NTT DATA Services, formerly Dell Services, today announced its partnership with Imbio, which will provide algorithms for lung analytics.

The algorithms are designed to further enhance automated tools for assisting radiology in identifying and quantifying disease present in existing and new imaging studies.

The algorithms from Imbio provide for fully-automated quantification and visualization of lung structure, which is key to personalized diagnosis, surgical planning and therapy response monitoring.

The Unified Clinical Archive (UCA) services from NTT DATA Services include a universal imaging analytics solution that supports machine vision and neural networks to more rapidly identify the extent of disease and accelerate the identification of incidental findings for early detection of potential chronic disease.

“We are working to break down the barriers to broader use of clinically valuable quantitative imaging,” said Dave Hannes, COO of Imbio.

“This partnership with NTT DATA Services will help accelerate the availability and scalability in the cloud for fully automated lung analysis tools designed to assist routine radiological image reading. Working with the UCA solution is directly aligned with our focus on fully-automated applications to improve productivity, while making richer, personalized patient analysis accessible to all physicians.”

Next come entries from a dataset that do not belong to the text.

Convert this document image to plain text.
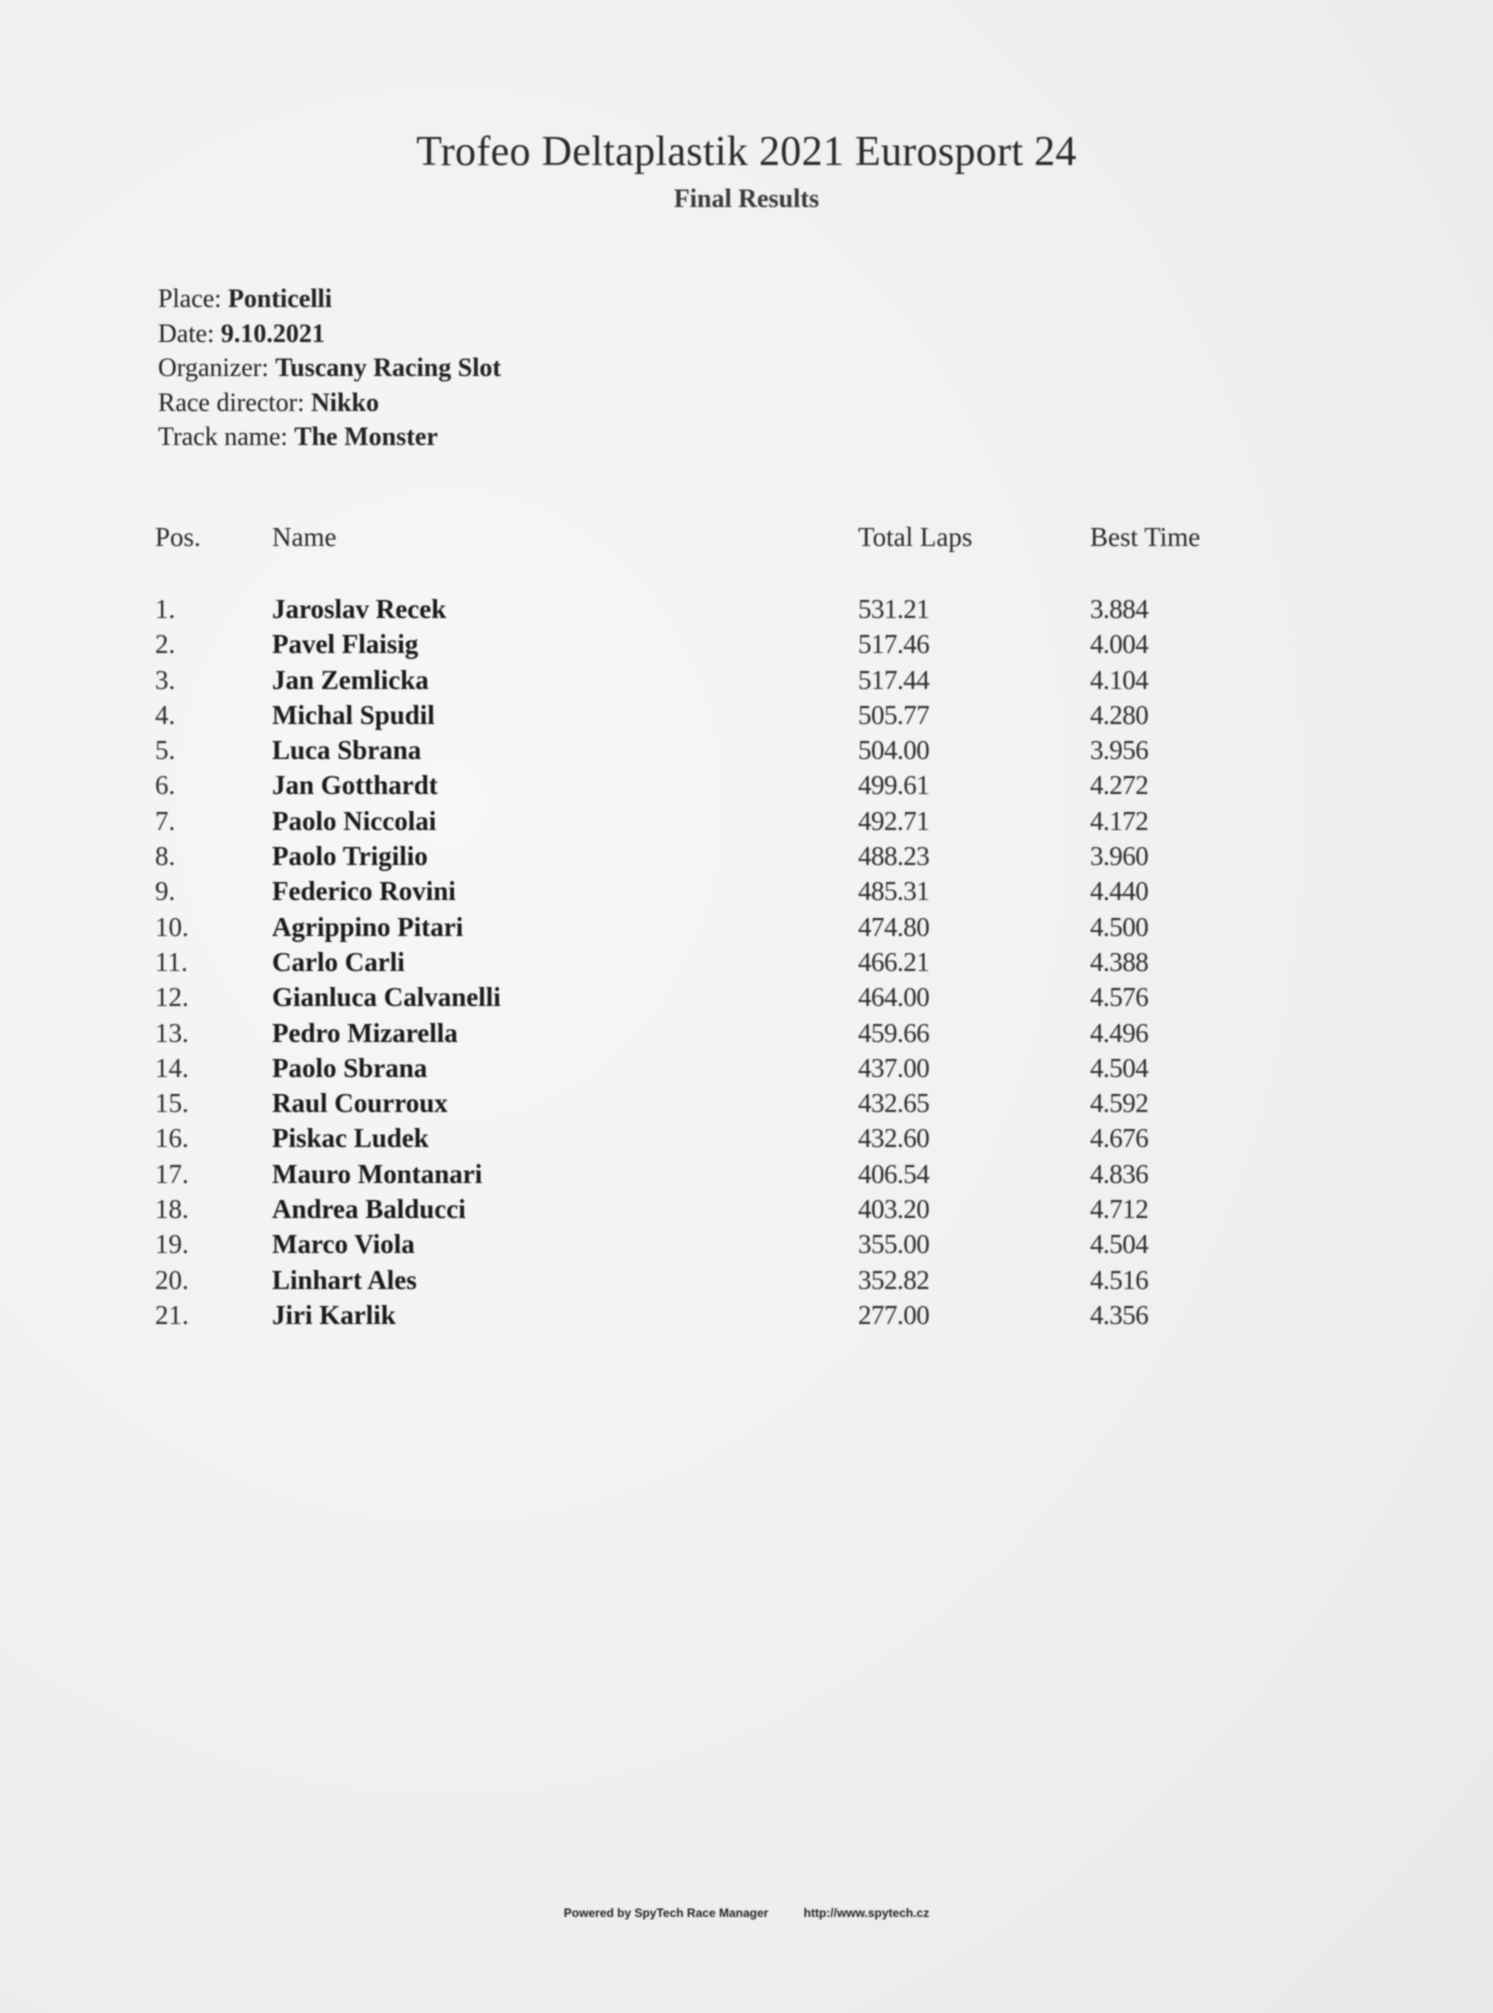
Trofeo Deltaplastik 2021 Eurosport 24
Final Results
Place: Ponticelli
Date: 9.10.2021
Organizer: Tuscany Racing Slot
Race director: Nikko
Track name: The Monster
Pos.	Name	Total Laps	Best Time
1.	Jaroslav Recek	531.21	3.884
2.	Pavel Flaisig	517.46	4.004
3.	Jan Zemlicka	517.44	4.104
4.	Michal Spudil	505.77	4.280
5.	Luca Sbrana	504.00	3.956
6.	Jan Gotthardt	499.61	4.272
7.	Paolo Niccolai	492.71	4.172
8.	Paolo Trigilio	488.23	3.960
9.	Federico Rovini	485.31	4.440
10.	Agrippino Pitari	474.80	4.500
11.	Carlo Carli	466.21	4.388
12.	Gianluca Calvanelli	464.00	4.576
13.	Pedro Mizarella	459.66	4.496
14.	Paolo Sbrana	437.00	4.504
15.	Raul Courroux	432.65	4.592
16.	Piskac Ludek	432.60	4.676
17.	Mauro Montanari	406.54	4.836
18.	Andrea Balducci	403.20	4.712
19.	Marco Viola	355.00	4.504
20.	Linhart Ales	352.82	4.516
21.	Jiri Karlik	277.00	4.356
Powered by SpyTech Race Manager	http://www.spytech.cz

According to Dr. Carl Fuhrman of UPMC Radiology, “The concept of ‘personalized medicine’ is at the forefront of current medical practice with medical decisions and treatment being tailored to the individual patient.”

The UCA platform for imaging analytics has begun the journey of building out a broad range of machine vision and artificial intelligence tools that will enable imaging diagnosticians in radiology, cardiology and oncology to profoundly increase their insights with tools that are independent of picture archive and communication system applications but are integrated into the reporting process.

The result is a greater quality and value brought from enhancing the level of detailed analysis that can be quantitatively used to help understand the anatomical imaging. These results can be used in driving patient segmentation for risk and assessing the impact of care pathways to drive more personalized individual care decisions, as well as radiology’s participation in population health.

“We’re extremely pleased to expand our cloud offerings and look forward to Imbio’s insights into emerging tools that will help our clients accelerate patient care and engagement, while also participating in driving the value of medical imaging,” said Dan Allison, president, Global Healthcare and Life Sciences, NTT DATA Services.

A demonstration of the concept on this tool and other analytics is available in NTT DATA Services booth #2504 at RSNA 2016.